2016 has been a banner year for ransomware cybercriminals. We have seen a dramatic rise in the use of ransomware, and businesses continue to become victims to ransomware, primarily through phishing and spear phishing schemes.
The cybercriminals are getting so brazen, that when they attack a business with ransomware, they actually provide instructions on how to pay the ransom with bitcoin and provide a link.
The problem is that businesses who are victimized continue to pay the criminals as often it is cheaper to pay than to try to get the system back up and running. The FBI continues to urge businesses not to pay, as paying will only provide further incentive to the criminals to continue to prey on victims.
Nonetheless, IBM Security recently released a report that concludes that over 70 percent of companies infected with ransomware pay the ransom to get the decryption key for access to data. Half of the 1,621 companies surveyed said they had already been attacked with ransomware. Of the 70 percent who paid, more than half paid more than $10,000 for the decryption key, while 20 percent paid more than $40,000.

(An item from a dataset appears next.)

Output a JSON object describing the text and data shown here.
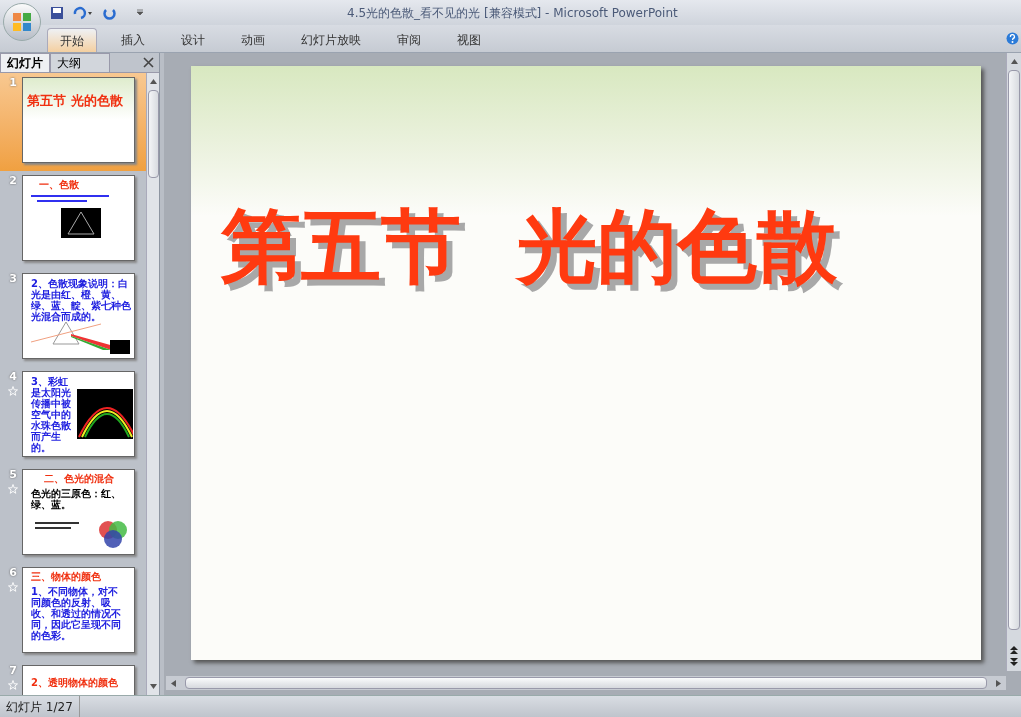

Even more disturbing is the fact that 60 percent of executives said they would pay to recover their data and 25 percent of them said they would pay between $20,000 and $50,000 to recover customer records, financial information, intellectual property and business plans.
Based upon the survey, it does not appear that ransomware is going to go away any time soon. The profit margins and incentives are high for cyber criminals to continue on the same path of attacking businesses with ransomware in 2017.